Recycling Spent Lithium Iron Phosphate via Contact‐Electro‐Catalysis
Baofeng Zhang, Xing Hu, Ruolin Zhang, Jing Wang, Jing Wang, Xinyuan Li, Bingfeng Huang, Mingmao Hu, Lixia He, Zhihao Zhao, Linglin Zhou, Jie Wang, Jie Wang, Zhong Lin Wang
Abstract
Abstract Lithium iron phosphate (LFP) batteries occupy 47% of the LIB market share in terms of superior safety and low cost. However, current recycling methods suffer from high budgets, impurities, and low efficiency.

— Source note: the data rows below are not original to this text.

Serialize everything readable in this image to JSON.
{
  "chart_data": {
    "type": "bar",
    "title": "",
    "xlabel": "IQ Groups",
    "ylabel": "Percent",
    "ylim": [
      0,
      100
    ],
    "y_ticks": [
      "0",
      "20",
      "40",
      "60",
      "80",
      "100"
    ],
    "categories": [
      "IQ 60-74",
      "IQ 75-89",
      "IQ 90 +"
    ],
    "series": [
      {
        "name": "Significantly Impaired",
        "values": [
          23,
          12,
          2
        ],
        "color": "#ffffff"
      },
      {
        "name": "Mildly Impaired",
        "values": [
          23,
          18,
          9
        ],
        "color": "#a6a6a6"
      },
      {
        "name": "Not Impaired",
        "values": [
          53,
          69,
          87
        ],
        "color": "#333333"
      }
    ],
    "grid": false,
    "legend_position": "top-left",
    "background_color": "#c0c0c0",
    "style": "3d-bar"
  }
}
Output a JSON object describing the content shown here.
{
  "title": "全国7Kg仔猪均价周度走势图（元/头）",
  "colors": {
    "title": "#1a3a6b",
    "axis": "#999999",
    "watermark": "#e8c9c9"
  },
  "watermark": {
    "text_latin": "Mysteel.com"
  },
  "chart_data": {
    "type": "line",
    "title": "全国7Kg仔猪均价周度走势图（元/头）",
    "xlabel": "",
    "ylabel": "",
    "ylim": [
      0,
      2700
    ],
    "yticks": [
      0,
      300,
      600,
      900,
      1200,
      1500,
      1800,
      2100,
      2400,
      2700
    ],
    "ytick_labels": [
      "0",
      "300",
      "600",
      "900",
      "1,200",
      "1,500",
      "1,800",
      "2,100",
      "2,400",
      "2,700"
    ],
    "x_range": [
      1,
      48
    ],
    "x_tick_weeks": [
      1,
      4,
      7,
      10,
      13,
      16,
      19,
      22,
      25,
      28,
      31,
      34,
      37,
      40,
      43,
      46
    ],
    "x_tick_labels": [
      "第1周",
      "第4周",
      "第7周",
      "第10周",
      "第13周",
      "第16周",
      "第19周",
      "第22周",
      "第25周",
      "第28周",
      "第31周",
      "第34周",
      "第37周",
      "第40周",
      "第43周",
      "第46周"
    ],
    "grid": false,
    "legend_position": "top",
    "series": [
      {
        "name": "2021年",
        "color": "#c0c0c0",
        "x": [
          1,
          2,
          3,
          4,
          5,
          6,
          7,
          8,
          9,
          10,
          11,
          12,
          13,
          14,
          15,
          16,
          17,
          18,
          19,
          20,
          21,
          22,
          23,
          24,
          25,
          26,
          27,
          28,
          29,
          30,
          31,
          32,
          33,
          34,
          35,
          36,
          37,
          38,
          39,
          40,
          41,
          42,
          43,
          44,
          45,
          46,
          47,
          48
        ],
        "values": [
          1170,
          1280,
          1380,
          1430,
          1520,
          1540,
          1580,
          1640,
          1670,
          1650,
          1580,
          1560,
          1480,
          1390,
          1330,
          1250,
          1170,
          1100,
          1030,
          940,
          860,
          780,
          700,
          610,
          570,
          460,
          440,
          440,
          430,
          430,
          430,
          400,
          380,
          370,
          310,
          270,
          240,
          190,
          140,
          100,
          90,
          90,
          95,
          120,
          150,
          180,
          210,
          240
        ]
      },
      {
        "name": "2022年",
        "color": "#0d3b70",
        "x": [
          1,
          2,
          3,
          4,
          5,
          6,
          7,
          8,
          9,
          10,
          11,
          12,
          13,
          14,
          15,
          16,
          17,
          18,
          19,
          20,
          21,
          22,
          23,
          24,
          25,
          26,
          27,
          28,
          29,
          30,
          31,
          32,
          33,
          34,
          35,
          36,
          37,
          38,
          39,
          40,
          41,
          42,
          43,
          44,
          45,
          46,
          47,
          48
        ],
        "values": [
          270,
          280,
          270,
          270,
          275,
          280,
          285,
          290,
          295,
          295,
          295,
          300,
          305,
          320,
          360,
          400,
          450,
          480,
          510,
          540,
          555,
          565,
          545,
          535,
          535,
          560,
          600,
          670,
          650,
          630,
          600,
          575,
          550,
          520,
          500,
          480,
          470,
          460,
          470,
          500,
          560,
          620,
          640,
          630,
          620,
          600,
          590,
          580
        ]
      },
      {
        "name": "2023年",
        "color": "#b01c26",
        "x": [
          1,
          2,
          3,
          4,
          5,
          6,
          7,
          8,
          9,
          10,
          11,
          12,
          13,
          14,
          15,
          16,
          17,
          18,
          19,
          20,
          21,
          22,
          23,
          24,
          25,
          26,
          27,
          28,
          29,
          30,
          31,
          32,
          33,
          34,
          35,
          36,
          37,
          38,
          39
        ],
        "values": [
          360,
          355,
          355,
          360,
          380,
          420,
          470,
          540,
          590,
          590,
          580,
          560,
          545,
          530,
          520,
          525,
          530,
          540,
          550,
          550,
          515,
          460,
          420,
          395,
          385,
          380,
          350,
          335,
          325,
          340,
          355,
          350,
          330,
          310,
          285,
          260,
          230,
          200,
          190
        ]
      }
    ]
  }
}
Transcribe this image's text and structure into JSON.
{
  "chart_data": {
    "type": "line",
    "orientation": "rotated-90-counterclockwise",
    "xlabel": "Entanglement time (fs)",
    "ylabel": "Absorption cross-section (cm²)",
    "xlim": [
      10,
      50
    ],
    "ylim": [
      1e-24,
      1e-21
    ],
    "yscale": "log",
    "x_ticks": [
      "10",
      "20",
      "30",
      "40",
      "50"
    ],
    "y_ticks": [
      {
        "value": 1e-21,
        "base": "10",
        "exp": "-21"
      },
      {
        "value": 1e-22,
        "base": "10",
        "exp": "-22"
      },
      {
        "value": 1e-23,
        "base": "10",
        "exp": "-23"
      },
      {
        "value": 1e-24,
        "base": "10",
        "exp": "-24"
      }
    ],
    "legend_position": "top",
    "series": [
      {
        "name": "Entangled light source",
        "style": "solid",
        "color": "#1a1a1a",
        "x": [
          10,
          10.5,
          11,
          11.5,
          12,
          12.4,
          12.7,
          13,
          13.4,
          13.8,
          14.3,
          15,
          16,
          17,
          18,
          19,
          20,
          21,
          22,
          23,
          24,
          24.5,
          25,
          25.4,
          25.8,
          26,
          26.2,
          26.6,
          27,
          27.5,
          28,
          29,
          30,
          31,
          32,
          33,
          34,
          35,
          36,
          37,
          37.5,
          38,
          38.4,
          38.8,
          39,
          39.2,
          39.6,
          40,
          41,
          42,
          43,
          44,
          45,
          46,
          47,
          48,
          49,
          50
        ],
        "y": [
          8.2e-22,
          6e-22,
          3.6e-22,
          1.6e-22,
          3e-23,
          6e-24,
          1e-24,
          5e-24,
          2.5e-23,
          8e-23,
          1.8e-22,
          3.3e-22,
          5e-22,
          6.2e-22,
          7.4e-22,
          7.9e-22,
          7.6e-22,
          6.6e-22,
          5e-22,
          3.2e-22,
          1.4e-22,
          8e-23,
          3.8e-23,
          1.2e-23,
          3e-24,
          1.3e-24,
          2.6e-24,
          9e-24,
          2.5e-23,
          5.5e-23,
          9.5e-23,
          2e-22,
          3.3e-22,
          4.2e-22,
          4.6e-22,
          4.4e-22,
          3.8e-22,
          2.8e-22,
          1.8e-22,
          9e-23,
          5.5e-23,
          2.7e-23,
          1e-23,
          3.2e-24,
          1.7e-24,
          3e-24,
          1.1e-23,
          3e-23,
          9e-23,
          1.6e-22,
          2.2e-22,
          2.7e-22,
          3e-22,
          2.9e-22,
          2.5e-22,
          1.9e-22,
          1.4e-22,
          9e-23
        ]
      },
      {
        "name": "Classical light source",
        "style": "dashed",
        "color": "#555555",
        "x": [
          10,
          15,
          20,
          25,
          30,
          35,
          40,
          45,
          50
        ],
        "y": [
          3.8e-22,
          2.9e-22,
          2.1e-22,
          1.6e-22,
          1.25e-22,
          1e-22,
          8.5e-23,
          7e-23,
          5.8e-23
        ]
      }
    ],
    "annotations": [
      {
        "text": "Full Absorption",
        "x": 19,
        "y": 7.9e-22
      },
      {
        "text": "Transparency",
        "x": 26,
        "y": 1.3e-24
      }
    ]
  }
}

Here, a catalytic pathway is proposed to recycle spent LFP batteries via contact‐electro‐catalysis to replace chemical agents in a direct oxidation strategy. Although charge transfer steps are still rate‐determining steps, this work reveals that contact‐electro‐catalysis facilitates the charge transfer steps from water to catalysts in water oxidation reaction and catalysts to oxygen in oxygen reduction reaction by suppressing the energy gap and re‐distributing electronic charge. Therefore, the enthalpy change of the hydrogen peroxide generation reaction decreases from 407 to 288 kJ mol −1 . By putting forward improved solutions, including input power, catalysts with strong electron‐withdrawing functional groups, etc., the generation rate of hydrogen peroxide increases from 0.0025 mmol L −1 g −1 h −1 to a record high of 164 mmol L −1 g −1 h −1 . Accordingly, the oxidation of the reaction surges dramatically, and the recycling of LFP is achieved within 8 min at 50 °C with efficiencies of 99.8% (Li) and 99.97% (Fe), respectively. This work exhibits a prototype with ecological and economic importance for renovating LFP powders.